名前と家柄、公爵家の見取り図に、彼女に関わるキャラクターの紹介などが記されている。専属侍女のドロレスや執事のヒュルケン、御者のビリアムの名前もある。
それによるとメアリローズの特技はピアノとバイオリンで趣味は乗馬とあった。
生まれる前からの王子のフィアンセで歳は十八。
二十歳の誕生日に婚姻予定とある。
そしてページをめくる理紗の手が止まった。
「メアリローズの末路…?」
不吉な書き出しの文章にドキリとした。
そこにはヒロインが王子を攻略した度合いにより、メアリローズの行く末が変化するとある。
「学園追放、婚約破棄、王子の…殺害」
バサッと本が床に落ちた。
理紗はそれを呆然と見つめていた。
「なんなの、殺害って…」
「メアリローズ?」
突然の呼び掛けに理紗は飛び上がった。
振り向くとそこには怪訝そうな表情のエドアルドがいた。
「あ…」
「遅くなってすまない。

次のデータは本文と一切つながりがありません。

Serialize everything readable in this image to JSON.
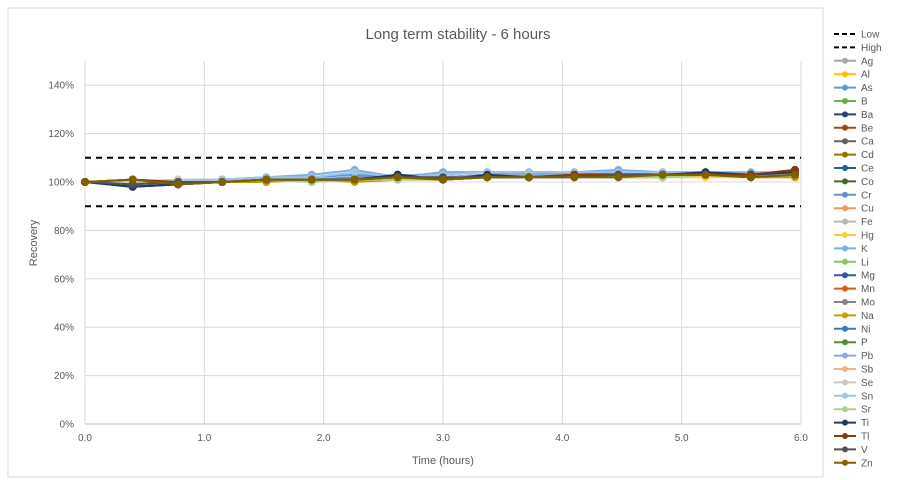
{
  "chart_data": {
    "type": "line",
    "title": "Long term stability - 6 hours",
    "xlabel": "Time (hours)",
    "ylabel": "Recovery",
    "xlim": [
      0,
      6
    ],
    "ylim": [
      0,
      150
    ],
    "x_ticks": [
      "0.0",
      "1.0",
      "2.0",
      "3.0",
      "4.0",
      "5.0",
      "6.0"
    ],
    "y_ticks": [
      "0%",
      "20%",
      "40%",
      "60%",
      "80%",
      "100%",
      "120%",
      "140%"
    ],
    "grid": true,
    "legend_position": "right",
    "x": [
      0.0,
      0.4,
      0.78,
      1.15,
      1.52,
      1.9,
      2.26,
      2.62,
      3.0,
      3.37,
      3.72,
      4.1,
      4.47,
      4.84,
      5.2,
      5.58,
      5.95
    ],
    "limit_lines": [
      {
        "name": "Low",
        "value": 90,
        "color": "#000000",
        "dash": "6,5"
      },
      {
        "name": "High",
        "value": 110,
        "color": "#000000",
        "dash": "6,5"
      }
    ],
    "series": [
      {
        "name": "Ag",
        "color": "#a5a5a5",
        "values": [
          100,
          99,
          100,
          100,
          101,
          101,
          102,
          102,
          101,
          102,
          102,
          103,
          103,
          103,
          103,
          103,
          103
        ]
      },
      {
        "name": "Al",
        "color": "#ffc000",
        "values": [
          100,
          100,
          100,
          100,
          101,
          101,
          101,
          102,
          101,
          102,
          102,
          102,
          103,
          103,
          103,
          102,
          103
        ]
      },
      {
        "name": "As",
        "color": "#5b9bd5",
        "values": [
          100,
          99,
          100,
          101,
          102,
          102,
          103,
          102,
          104,
          104,
          104,
          104,
          104,
          104,
          104,
          103,
          104
        ]
      },
      {
        "name": "B",
        "color": "#70ad47",
        "values": [
          100,
          99,
          100,
          100,
          101,
          101,
          101,
          102,
          101,
          102,
          102,
          102,
          102,
          103,
          103,
          102,
          103
        ]
      },
      {
        "name": "Ba",
        "color": "#264478",
        "values": [
          100,
          98,
          99,
          100,
          101,
          101,
          101,
          103,
          101,
          103,
          102,
          103,
          103,
          103,
          104,
          103,
          104
        ]
      },
      {
        "name": "Be",
        "color": "#9e480e",
        "values": [
          100,
          101,
          100,
          100,
          101,
          101,
          101,
          102,
          101,
          102,
          102,
          103,
          103,
          103,
          103,
          103,
          105
        ]
      },
      {
        "name": "Ca",
        "color": "#636363",
        "values": [
          100,
          99,
          100,
          100,
          101,
          101,
          101,
          102,
          102,
          102,
          102,
          102,
          103,
          103,
          103,
          102,
          103
        ]
      },
      {
        "name": "Cd",
        "color": "#997300",
        "values": [
          100,
          101,
          99,
          100,
          101,
          101,
          101,
          102,
          101,
          102,
          102,
          102,
          102,
          103,
          103,
          102,
          103
        ]
      },
      {
        "name": "Ce",
        "color": "#255e91",
        "values": [
          100,
          99,
          100,
          100,
          101,
          101,
          101,
          102,
          101,
          103,
          103,
          103,
          103,
          103,
          103,
          103,
          104
        ]
      },
      {
        "name": "Co",
        "color": "#43682b",
        "values": [
          100,
          99,
          100,
          100,
          101,
          101,
          101,
          102,
          101,
          102,
          102,
          103,
          103,
          103,
          103,
          102,
          103
        ]
      },
      {
        "name": "Cr",
        "color": "#698ed0",
        "values": [
          100,
          99,
          100,
          100,
          101,
          101,
          102,
          102,
          102,
          103,
          103,
          103,
          103,
          103,
          103,
          103,
          103
        ]
      },
      {
        "name": "Cu",
        "color": "#f1975a",
        "values": [
          100,
          99,
          100,
          100,
          101,
          101,
          101,
          102,
          101,
          102,
          102,
          102,
          103,
          103,
          103,
          102,
          103
        ]
      },
      {
        "name": "Fe",
        "color": "#b7b7b7",
        "values": [
          100,
          100,
          101,
          101,
          101,
          101,
          101,
          102,
          102,
          102,
          102,
          102,
          102,
          103,
          103,
          102,
          103
        ]
      },
      {
        "name": "Hg",
        "color": "#ffcd33",
        "values": [
          100,
          100,
          100,
          100,
          100,
          101,
          101,
          101,
          101,
          102,
          102,
          102,
          102,
          102,
          102,
          102,
          102
        ]
      },
      {
        "name": "K",
        "color": "#7cafdd",
        "values": [
          100,
          99,
          100,
          101,
          102,
          103,
          105,
          102,
          104,
          104,
          104,
          104,
          105,
          104,
          104,
          104,
          104
        ]
      },
      {
        "name": "Li",
        "color": "#8cc168",
        "values": [
          100,
          99,
          100,
          100,
          101,
          100,
          101,
          102,
          101,
          102,
          102,
          102,
          102,
          102,
          103,
          102,
          103
        ]
      },
      {
        "name": "Mg",
        "color": "#335aa1",
        "values": [
          100,
          99,
          99,
          100,
          101,
          101,
          101,
          103,
          102,
          103,
          103,
          103,
          104,
          103,
          103,
          103,
          104
        ]
      },
      {
        "name": "Mn",
        "color": "#d26012",
        "values": [
          100,
          99,
          100,
          100,
          101,
          101,
          101,
          102,
          101,
          102,
          102,
          103,
          103,
          103,
          103,
          103,
          104
        ]
      },
      {
        "name": "Mo",
        "color": "#848484",
        "values": [
          100,
          99,
          100,
          100,
          101,
          101,
          101,
          102,
          102,
          102,
          102,
          103,
          103,
          103,
          103,
          102,
          103
        ]
      },
      {
        "name": "Na",
        "color": "#cc9a00",
        "values": [
          100,
          100,
          100,
          100,
          100,
          101,
          100,
          101,
          101,
          102,
          102,
          102,
          102,
          102,
          103,
          102,
          102
        ]
      },
      {
        "name": "Ni",
        "color": "#327dc2",
        "values": [
          100,
          99,
          100,
          100,
          101,
          101,
          101,
          102,
          101,
          103,
          103,
          103,
          103,
          103,
          104,
          103,
          104
        ]
      },
      {
        "name": "P",
        "color": "#5a8a39",
        "values": [
          100,
          99,
          100,
          100,
          101,
          101,
          101,
          102,
          101,
          102,
          102,
          102,
          103,
          103,
          103,
          102,
          103
        ]
      },
      {
        "name": "Pb",
        "color": "#8faadc",
        "values": [
          100,
          99,
          100,
          100,
          101,
          101,
          101,
          102,
          102,
          103,
          103,
          103,
          103,
          103,
          103,
          103,
          103
        ]
      },
      {
        "name": "Sb",
        "color": "#f4b183",
        "values": [
          100,
          99,
          100,
          100,
          101,
          101,
          101,
          102,
          101,
          102,
          102,
          102,
          103,
          103,
          103,
          102,
          103
        ]
      },
      {
        "name": "Se",
        "color": "#c9c9c9",
        "values": [
          100,
          100,
          101,
          100,
          101,
          101,
          101,
          102,
          102,
          102,
          102,
          102,
          102,
          103,
          103,
          102,
          103
        ]
      },
      {
        "name": "Sn",
        "color": "#9dc3e6",
        "values": [
          100,
          99,
          100,
          101,
          102,
          102,
          104,
          102,
          103,
          104,
          104,
          104,
          104,
          104,
          104,
          103,
          104
        ]
      },
      {
        "name": "Sr",
        "color": "#a9d18e",
        "values": [
          100,
          99,
          100,
          100,
          101,
          100,
          101,
          101,
          101,
          102,
          102,
          102,
          102,
          102,
          103,
          102,
          103
        ]
      },
      {
        "name": "Ti",
        "color": "#1f3864",
        "values": [
          100,
          98,
          99,
          100,
          101,
          101,
          101,
          103,
          101,
          103,
          102,
          103,
          103,
          103,
          104,
          103,
          104
        ]
      },
      {
        "name": "Tl",
        "color": "#843c0c",
        "values": [
          100,
          101,
          100,
          100,
          101,
          101,
          101,
          102,
          101,
          102,
          102,
          103,
          103,
          103,
          103,
          103,
          105
        ]
      },
      {
        "name": "V",
        "color": "#525252",
        "values": [
          100,
          99,
          100,
          100,
          101,
          101,
          101,
          102,
          102,
          102,
          102,
          102,
          103,
          103,
          103,
          102,
          103
        ]
      },
      {
        "name": "Zn",
        "color": "#7f6000",
        "values": [
          100,
          101,
          99,
          100,
          101,
          101,
          101,
          102,
          101,
          102,
          102,
          102,
          102,
          103,
          103,
          102,
          103
        ]
      }
    ]
  }
}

昼食を取りに行こうか」
「え、ええ」
差し出された肘に腕を絡め、不安感からぎゅっと力が入る。
「どうした?」
「ううん、なんでも」
「今日は天気がいいからカフェテリアのテラス席でと思うんだが、どうだ」
そうね、と頷きながらそっと背後を振り返ると、床に落としたはずの本は跡形もなく消えていた。